Ook dit is een werk van blijvende waarde voor allen die zich willen verdiepen in het leven van de H. Kerk.
DOM VAN NISTELROOIJ
| |
Dom R.H. Connolly O.S.B.: The ‘De Sacramentis’ a work of St Ambrose. Downside Abbey 1942.
Het onderzoek van Dom C. werpt een bijzonder licht op de activiteit van St. Ambrosius in de zielzorg. Schr. weerlegt Erasmus' stijlargumenten tegen Ambrosius' auteurschap van het tractaat De Sacramentis door te wijzen op het feit
| |
| |
dat het een stenografisch verslag weergeeft van Ambrosius' verklaringen van de inwijdingsriten tot de christelijke mysterieën. De bisschop van Milaan, wiens litteraire begaafdheid uit zijn andere werken blijkt, paste zich in de practijk aan bij het niveau van zijn eenvoudige toehoorders en bediende zich dan van de gewone volkstaal van zijn tijd. Aldus wordt het stijlverschil tussen dit werk en Ambrosius' andere geschriften voldoende belicht, terwijl uit talrijke bijbelcitaten en parallelplaatsen blijkt dat éénzelfde auteur moet worden aangenomen.
DOM C. COEBERGH
| |
Leonhard Weber: Hauptfrage der Moraltheologie Gregors des Grossen. Ed. Paulusverlag. Freiburg, Schweiz.

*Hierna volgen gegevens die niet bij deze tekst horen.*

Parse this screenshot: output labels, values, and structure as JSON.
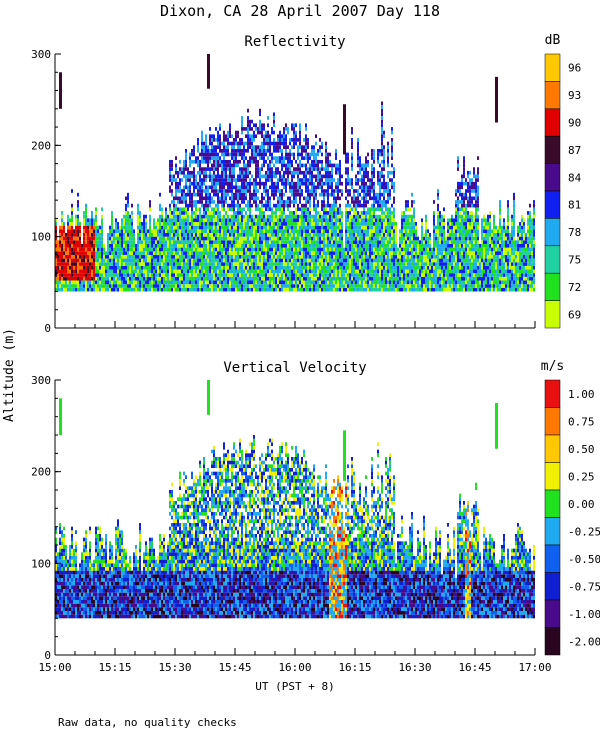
{
  "title": "Dixon, CA 28 April 2007  Day 118",
  "footnote": "Raw data, no quality checks",
  "shared_ylabel": "Altitude (m)",
  "chart_data": [
    {
      "type": "heatmap",
      "title": "Reflectivity",
      "unit": "dB",
      "ylim": [
        0,
        300
      ],
      "yticks": [
        0,
        100,
        200,
        300
      ],
      "xlim_minutes": [
        0,
        120
      ],
      "xtick_labels": [],
      "colorbar_labels": [
        "96",
        "93",
        "90",
        "87",
        "84",
        "81",
        "78",
        "75",
        "72",
        "69"
      ],
      "colorbar_colors": [
        "#ffc800",
        "#ff7800",
        "#e00000",
        "#3a0a2a",
        "#4a0a8c",
        "#1020f0",
        "#20aaf0",
        "#20d0a0",
        "#20e020",
        "#c8ff00"
      ]
    },
    {
      "type": "heatmap",
      "title": "Vertical Velocity",
      "unit": "m/s",
      "ylim": [
        0,
        300
      ],
      "yticks": [
        0,
        100,
        200,
        300
      ],
      "xlim_minutes": [
        0,
        120
      ],
      "xtick_labels": [
        "15:00",
        "15:15",
        "15:30",
        "15:45",
        "16:00",
        "16:15",
        "16:30",
        "16:45",
        "17:00"
      ],
      "xlabel": "UT  (PST + 8)",
      "colorbar_labels": [
        "1.00",
        "0.75",
        "0.50",
        "0.25",
        "0.00",
        "-0.25",
        "-0.50",
        "-0.75",
        "-1.00",
        "-2.00"
      ],
      "colorbar_colors": [
        "#e81010",
        "#ff7800",
        "#ffc800",
        "#f0f000",
        "#20e020",
        "#20aaf0",
        "#1060f0",
        "#1020d0",
        "#4a0a8c",
        "#2a0520"
      ]
    }
  ]
}
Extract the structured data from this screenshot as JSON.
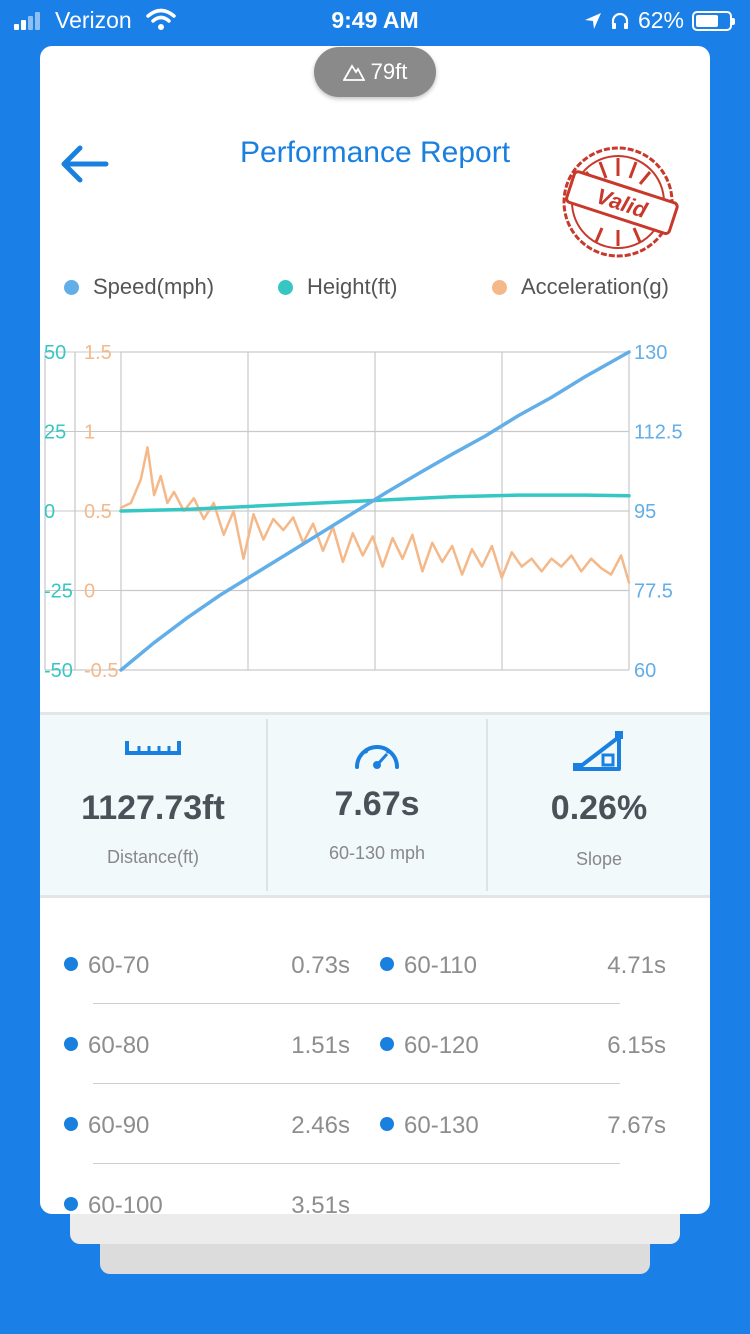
{
  "status_bar": {
    "carrier": "Verizon",
    "time": "9:49 AM",
    "battery": "62%"
  },
  "altitude_badge": "79ft",
  "header": {
    "title": "Performance Report",
    "stamp_text": "Valid"
  },
  "legend": [
    {
      "label": "Speed(mph)",
      "color": "#62aee8"
    },
    {
      "label": "Height(ft)",
      "color": "#36c7c4"
    },
    {
      "label": "Acceleration(g)",
      "color": "#f5b888"
    }
  ],
  "chart_data": {
    "type": "line",
    "x_range": [
      0,
      7.67
    ],
    "axes": {
      "height_left": {
        "ticks": [
          "50",
          "25",
          "0",
          "-25",
          "-50"
        ],
        "range": [
          -50,
          50
        ],
        "color": "#36c7c4"
      },
      "accel_left": {
        "ticks": [
          "1.5",
          "1",
          "0.5",
          "0",
          "-0.5"
        ],
        "range": [
          -0.5,
          1.5
        ],
        "color": "#f5b888"
      },
      "speed_right": {
        "ticks": [
          "130",
          "112.5",
          "95",
          "77.5",
          "60"
        ],
        "range": [
          60,
          130
        ],
        "color": "#62aee8"
      }
    },
    "grid": true,
    "series": [
      {
        "name": "Speed(mph)",
        "axis": "speed_right",
        "color": "#62aee8",
        "x": [
          0,
          0.5,
          1,
          1.5,
          2,
          2.5,
          3,
          3.5,
          4,
          4.5,
          5,
          5.5,
          6,
          6.5,
          7,
          7.67
        ],
        "y": [
          60,
          66,
          71.5,
          76.5,
          81,
          85.5,
          90,
          94.5,
          99,
          103.3,
          107.5,
          111.5,
          116,
          120,
          124.5,
          130
        ]
      },
      {
        "name": "Height(ft)",
        "axis": "height_left",
        "color": "#36c7c4",
        "x": [
          0,
          1,
          2,
          3,
          4,
          5,
          6,
          7,
          7.67
        ],
        "y": [
          0,
          0.5,
          1.5,
          2.5,
          3.5,
          4.5,
          5,
          5,
          4.8
        ]
      },
      {
        "name": "Acceleration(g)",
        "axis": "accel_left",
        "color": "#f5b888",
        "x": [
          0,
          0.15,
          0.3,
          0.4,
          0.5,
          0.6,
          0.7,
          0.8,
          0.95,
          1.1,
          1.25,
          1.4,
          1.55,
          1.7,
          1.85,
          2.0,
          2.15,
          2.3,
          2.45,
          2.6,
          2.75,
          2.9,
          3.05,
          3.2,
          3.35,
          3.5,
          3.65,
          3.8,
          3.95,
          4.1,
          4.25,
          4.4,
          4.55,
          4.7,
          4.85,
          5.0,
          5.15,
          5.3,
          5.45,
          5.6,
          5.75,
          5.9,
          6.05,
          6.2,
          6.35,
          6.5,
          6.65,
          6.8,
          6.95,
          7.1,
          7.25,
          7.4,
          7.55,
          7.67
        ],
        "y": [
          0.52,
          0.55,
          0.7,
          0.9,
          0.6,
          0.72,
          0.55,
          0.62,
          0.5,
          0.58,
          0.45,
          0.55,
          0.35,
          0.5,
          0.2,
          0.48,
          0.32,
          0.45,
          0.38,
          0.46,
          0.3,
          0.42,
          0.25,
          0.4,
          0.18,
          0.36,
          0.22,
          0.34,
          0.15,
          0.33,
          0.2,
          0.35,
          0.12,
          0.3,
          0.18,
          0.28,
          0.1,
          0.26,
          0.15,
          0.28,
          0.08,
          0.24,
          0.15,
          0.2,
          0.12,
          0.2,
          0.15,
          0.22,
          0.12,
          0.2,
          0.14,
          0.1,
          0.22,
          0.05
        ]
      }
    ]
  },
  "stats": [
    {
      "value": "1127.73ft",
      "label": "Distance(ft)",
      "icon": "ruler-icon"
    },
    {
      "value": "7.67s",
      "label": "60-130 mph",
      "icon": "speedometer-icon"
    },
    {
      "value": "0.26%",
      "label": "Slope",
      "icon": "slope-icon"
    }
  ],
  "splits": [
    {
      "range": "60-70",
      "time": "0.73s"
    },
    {
      "range": "60-110",
      "time": "4.71s"
    },
    {
      "range": "60-80",
      "time": "1.51s"
    },
    {
      "range": "60-120",
      "time": "6.15s"
    },
    {
      "range": "60-90",
      "time": "2.46s"
    },
    {
      "range": "60-130",
      "time": "7.67s"
    },
    {
      "range": "60-100",
      "time": "3.51s"
    }
  ]
}
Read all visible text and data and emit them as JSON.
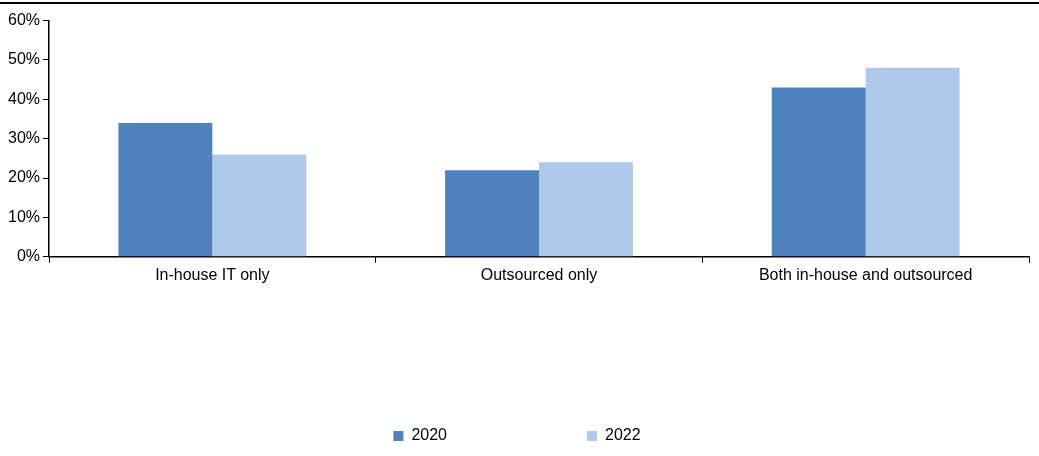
{
  "chart_data": {
    "type": "bar",
    "categories": [
      "In-house IT only",
      "Outsourced only",
      "Both in-house and outsourced"
    ],
    "series": [
      {
        "name": "2020",
        "color": "#4f81bd",
        "values": [
          34,
          22,
          43
        ]
      },
      {
        "name": "2022",
        "color": "#aec9ea",
        "values": [
          26,
          24,
          48
        ]
      }
    ],
    "ylim": [
      0,
      60
    ],
    "yticks": [
      {
        "value": 0,
        "label": "0%"
      },
      {
        "value": 10,
        "label": "10%"
      },
      {
        "value": 20,
        "label": "20%"
      },
      {
        "value": 30,
        "label": "30%"
      },
      {
        "value": 40,
        "label": "40%"
      },
      {
        "value": 50,
        "label": "50%"
      },
      {
        "value": 60,
        "label": "60%"
      }
    ],
    "grid": false,
    "legend": "bottom"
  }
}
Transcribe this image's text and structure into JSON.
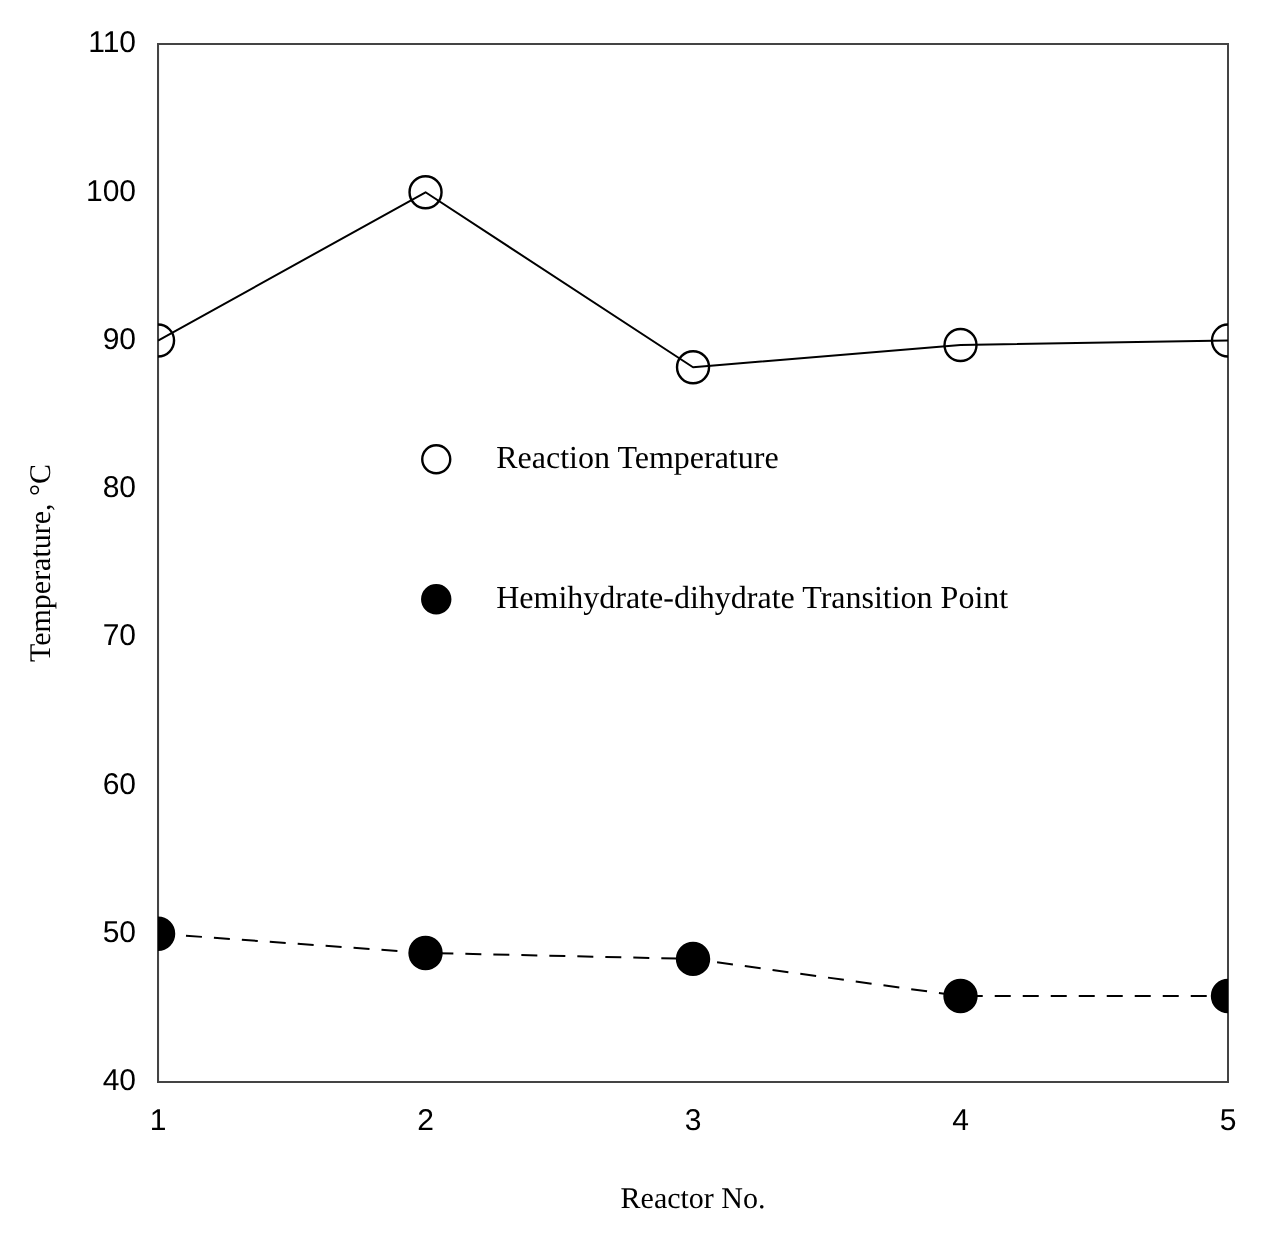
{
  "chart_data": {
    "type": "line",
    "xlabel": "Reactor No.",
    "ylabel": "Temperature, °C",
    "x": [
      1,
      2,
      3,
      4,
      5
    ],
    "xlim": [
      1,
      5
    ],
    "xticks": [
      1,
      2,
      3,
      4,
      5
    ],
    "ylim": [
      40,
      110
    ],
    "yticks": [
      40,
      50,
      60,
      70,
      80,
      90,
      100,
      110
    ],
    "series": [
      {
        "name": "Reaction Temperature",
        "color": "#000000",
        "values": [
          90,
          100,
          88.2,
          89.7,
          90
        ],
        "marker": "circle",
        "line_style": "solid"
      },
      {
        "name": "Hemihydrate-dihydrate Transition Point",
        "color": "#000000",
        "values": [
          50,
          48.7,
          48.3,
          45.8,
          45.8
        ],
        "marker": "circle",
        "line_style": "dashed"
      }
    ],
    "grid": false,
    "legend": "left"
  }
}
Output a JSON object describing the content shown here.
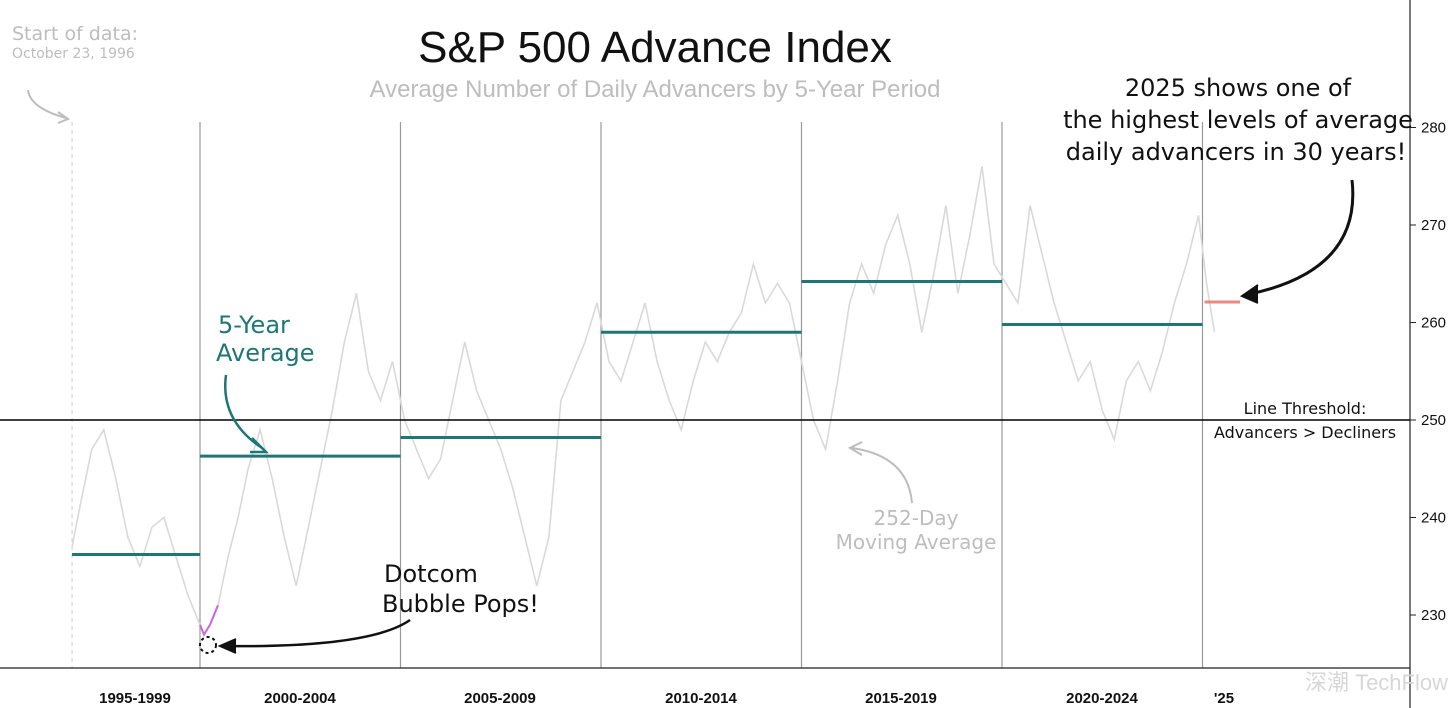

De H. Gregorius de Grote, die in vroegere tijden als de Leraar bij uitstek gold van de moraaltheologie in haar breedsten zin, vindt den laatsten tijd weer nieuwe bewonderaars en trekt opnieuw de aandacht der geleerden. Deze studie is hiervan een gelukkig symptoom. De auteur toont ons den groten Kerkvader als iemand die zich van wege de omstandigheden van tijd en functie vooral op de praktijk en de dagelijks voorkomende problemen had ingesteld; vandaar dat St. Gregorius vaak met opzet elken vorm van litteratuur vermijdt om door allen begrepen te kunnen worden; maar tevens blijkt hoe de Heilige toch alles van uit de hoogste en zuiverste beginselen wist te beoordelen. Zo verschijnt ons St. Gregorius uit zijn geschriften onder dezelfde trekken als uit de geschiedenis van zijn leven: practisch als een Romein, naar God gekeerd en van daaruit alles beoordelend als een monnik, mild en barmhartig als een bisschop, breed van blik en krachtig in geloof en werken als een opvolger van St. Petrus. Hopenlijk zal de serie Paradosis, die met deze studie opent, ons meer werken in dezen trant brengen.